We can use the Label variable from above. Here let’s define a Variable Article for representing the feature vector. WordDomain is the object WordDomain extends CategoricalDomain(List(“beat”, “beautiful”, “election”))
object WordDomain extends CategoricalDomain(List("beat", "beautiful", "election"))
// TODO Consider interface improvements to CategoricalVectorDomain initialization.
object ArticleDomain extends CategoricalVectorDomain[String] { override def dimensionDomain = WordDomain }
class Article(ws:Iterable[String]) extends BinaryFeatureVectorVariable[String](ws) {
def domain = ArticleDomain
}
class MyClassifier(label:Label, article:Article) extends DotFactorWithStatistics2(label, article) {
val weights = new DenseTensor2(LabelDomain.size, WordDomain.size)

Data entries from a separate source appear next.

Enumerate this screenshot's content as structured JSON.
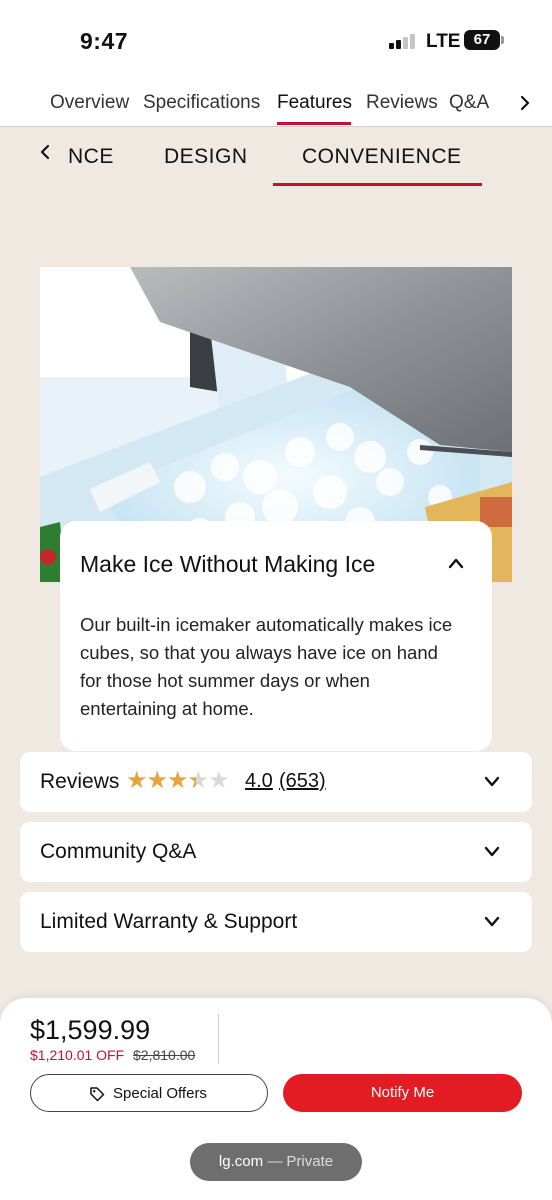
{
  "status_bar": {
    "time": "9:47",
    "network": "LTE",
    "battery": "67"
  },
  "nav": {
    "tabs": [
      "Overview",
      "Specifications",
      "Features",
      "Reviews",
      "Q&A"
    ],
    "active_tab": "Features",
    "next_icon": "chevron-right-icon"
  },
  "sub_tabs": {
    "tabs": [
      "NCE",
      "DESIGN",
      "CONVENIENCE"
    ],
    "active_tab": "CONVENIENCE",
    "prev_icon": "chevron-left-icon"
  },
  "feature": {
    "image": "ice-maker-drawer-photo",
    "title": "Make Ice Without Making Ice",
    "description": "Our built-in icemaker automatically makes ice cubes, so that you always have ice on hand for those hot summer days or when entertaining at home.",
    "expanded": true
  },
  "accordions": {
    "reviews": {
      "label": "Reviews",
      "rating": "4.0",
      "count": "(653)",
      "rating_value": 4.0,
      "rating_max": 5
    },
    "qa": {
      "label": "Community Q&A"
    },
    "warranty": {
      "label": "Limited Warranty & Support"
    }
  },
  "purchase": {
    "price": "$1,599.99",
    "discount": "$1,210.01 OFF",
    "original_price": "$2,810.00",
    "offers_label": "Special Offers",
    "notify_label": "Notify Me"
  },
  "browser": {
    "url": "lg.com",
    "mode": "— Private"
  },
  "colors": {
    "accent": "#c8102e",
    "notify_button": "#e31b23",
    "star": "#e8a33a",
    "page_bg": "#efe9e2"
  }
}
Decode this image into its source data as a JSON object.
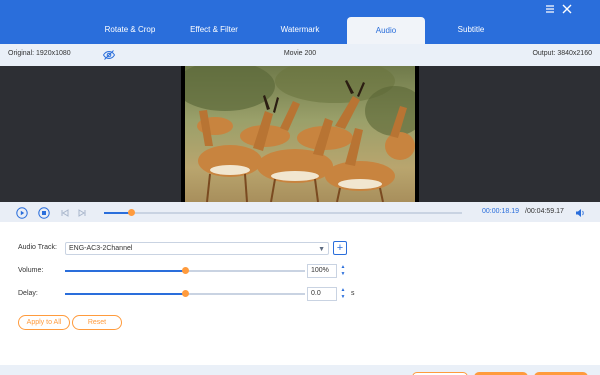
{
  "tabs": [
    {
      "label": "Rotate & Crop",
      "active": false
    },
    {
      "label": "Effect & Filter",
      "active": false
    },
    {
      "label": "Watermark",
      "active": false
    },
    {
      "label": "Audio",
      "active": true
    },
    {
      "label": "Subtitle",
      "active": false
    }
  ],
  "window": {
    "menu_icon": "menu-icon",
    "close_icon": "close-icon"
  },
  "info": {
    "original": "Original: 1920x1080",
    "title": "Movie 200",
    "output": "Output: 3840x2160"
  },
  "player": {
    "progress_fraction": 0.077,
    "current_time": "00:00:18.19",
    "total_time": "/00:04:59.17"
  },
  "audio": {
    "audio_track_label": "Audio Track:",
    "audio_track_value": "ENG-AC3-2Channel",
    "volume_label": "Volume:",
    "volume_value": "100%",
    "volume_fraction": 0.5,
    "delay_label": "Delay:",
    "delay_value": "0.0",
    "delay_fraction": 0.5,
    "delay_unit": "s"
  },
  "buttons": {
    "apply_all": "Apply to All",
    "reset": "Reset"
  },
  "colors": {
    "accent": "#2a6edb",
    "orange": "#ff9b3d",
    "video_bg": "#2d2f34"
  }
}
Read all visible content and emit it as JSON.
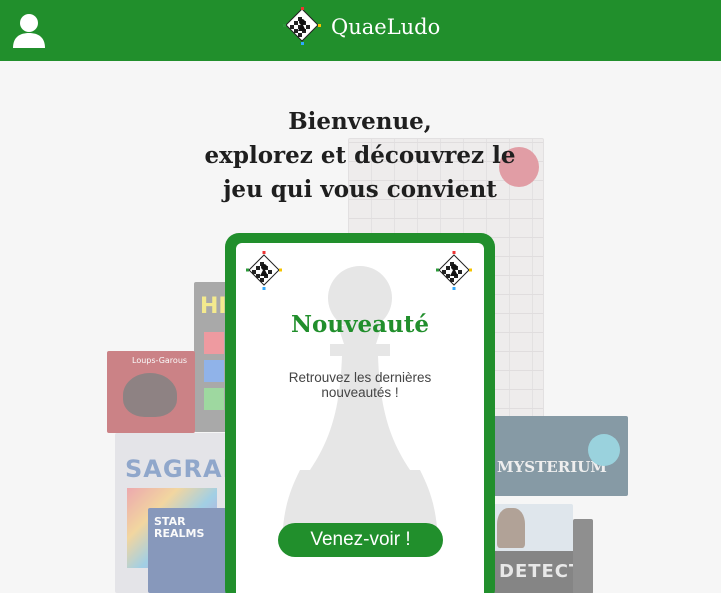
{
  "header": {
    "brand_name": "QuaeLudo",
    "user_icon": "user-icon",
    "logo_icon": "chess-logo-icon",
    "background_color": "#218f2c"
  },
  "hero": {
    "headline_line1": "Bienvenue,",
    "headline_line2": "explorez et découvrez le",
    "headline_line3": "jeu qui vous convient",
    "background_boxes": [
      {
        "label": "Loups-Garous"
      },
      {
        "label": "HI"
      },
      {
        "label": "SAGRADA"
      },
      {
        "label": "STAR REALMS"
      },
      {
        "label": "MYSTERIUM"
      },
      {
        "label": "DETECTIVE"
      }
    ]
  },
  "card": {
    "title": "Nouveauté",
    "text": "Retrouvez les dernières nouveautés !",
    "button_label": "Venez-voir !",
    "accent_color": "#218f2c",
    "watermark_icon": "pawn-icon"
  }
}
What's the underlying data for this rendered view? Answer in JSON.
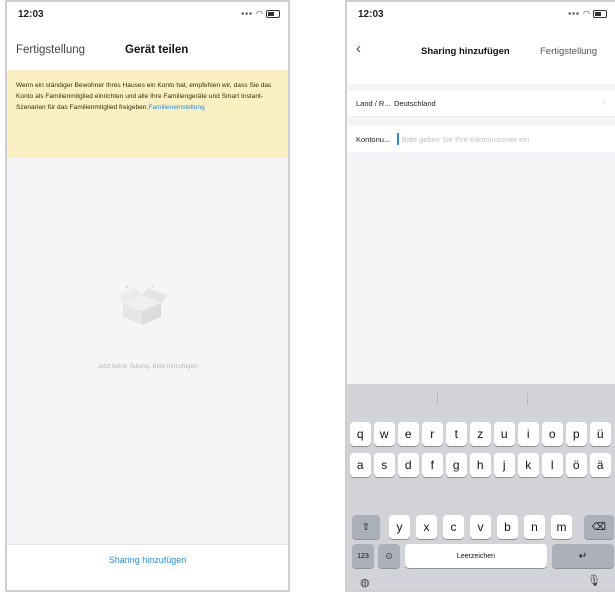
{
  "left_phone": {
    "status": {
      "time": "12:03",
      "icons": "▪▪▪ ◠"
    },
    "nav": {
      "back_label": "Fertigstellung",
      "title": "Gerät teilen"
    },
    "notice": {
      "text": "Wenn ein ständiger Bewohner Ihres Hauses ein Konto hat, empfehlen wir, dass Sie das Konto als Familienmitglied einrichten und alle Ihre Familiengeräte und Smart Instant-Szenarien für das Familienmitglied freigeben.",
      "link": "Familieneinstellung"
    },
    "empty_state": {
      "icon": "open-box-icon",
      "text": "Jetzt keine Teilung. Bitte hinzufügen"
    },
    "footer": {
      "button_label": "Sharing hinzufügen"
    }
  },
  "right_phone": {
    "status": {
      "time": "12:03",
      "icons": "▪▪▪ ◠"
    },
    "nav": {
      "back_icon": "‹",
      "title": "Sharing hinzufügen",
      "done_label": "Fertigstellung"
    },
    "form": {
      "country_label": "Land / R...",
      "country_value": "Deutschland",
      "chevron": "›",
      "account_label": "Kontonu...",
      "account_placeholder": "Bitte geben Sie Ihre Kontonummer ein"
    },
    "keyboard": {
      "row1": [
        "q",
        "w",
        "e",
        "r",
        "t",
        "z",
        "u",
        "i",
        "o",
        "p",
        "ü"
      ],
      "row2": [
        "a",
        "s",
        "d",
        "f",
        "g",
        "h",
        "j",
        "k",
        "l",
        "ö",
        "ä"
      ],
      "row3": [
        "y",
        "x",
        "c",
        "v",
        "b",
        "n",
        "m"
      ],
      "shift": "⇧",
      "backspace": "⌫",
      "numbers": "123",
      "emoji": "☺",
      "space": "Leerzeichen",
      "return": "↵",
      "globe": "◍",
      "mic": "🎙"
    }
  }
}
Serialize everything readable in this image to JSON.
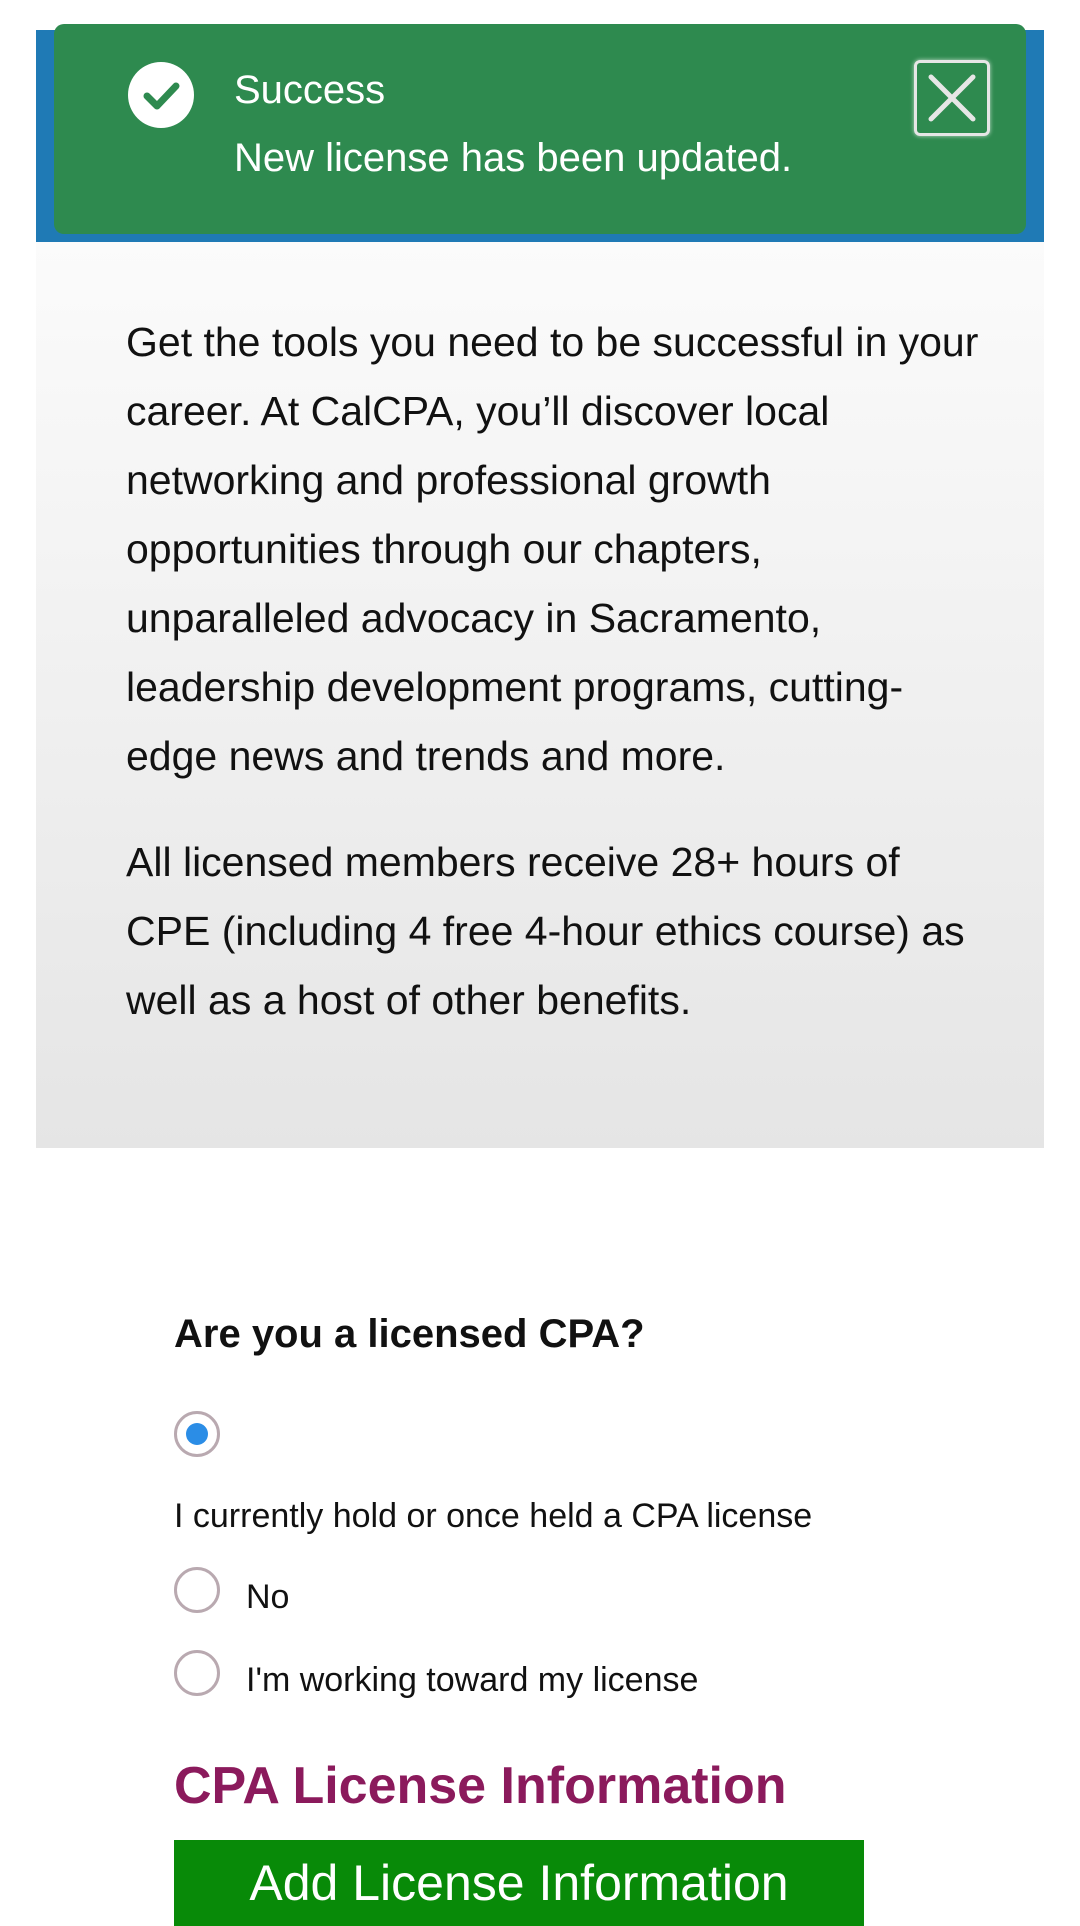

weights(LabelDomain.index("politics"), WordDomain.index("beat")) = 3.0
weights(LabelDomain.index("politics"), WordDomain.index("beautiful")) = 2.0
weights(LabelDomain.index("politics"), WordDomain.index("election")) = 5.0
weights(LabelDomain.index("sports"), WordDomain.index("beat")) = 4.0
weights(LabelDomain.index("sports"), WordDomain.index("beautiful")) = 1.0
weights(LabelDomain.index("sports"), WordDomain.index("election")) = -1.0
weights(LabelDomain.index("arts"), WordDomain.index("beat")) = -2.0
weights(LabelDomain.index("arts"), WordDomain.index("beautiful")) = 5.0
weights(LabelDomain.index("arts"), WordDomain.index("election")) = 1.0
}
val a1 = new Article("beat election".split(" "))
val l1 = new Label("politics")
val cf = new MyClassifier(l1, a1)
// Any now we can do simple exhaustive inference
var maxScore = Double.NegativeInfinity
var maxLabeling = LabelDomain.head
for (labeling <- LabelDomain) {
l1.set(labeling)(null)
val score = cf.currentScore
if (score > maxScore) {
maxScore = score
maxLabeling = labeling
}
}
println("When scoring "+a1+" the highest scoring label value is "+maxLabeling)
}
Of course there is much more rich and efficient support for classification (including pre-built large-vocabulary document classification) available in FACTORIE. The above is a simple demonstration.
Note that all MyClassifier Factors share the same weightsSet Tensor, yet weightsSet is inefficiently created and filled separate for each MyClassifier instance. FACTORIE has special support for representing commonalities between Factors that belong to the same “Family”.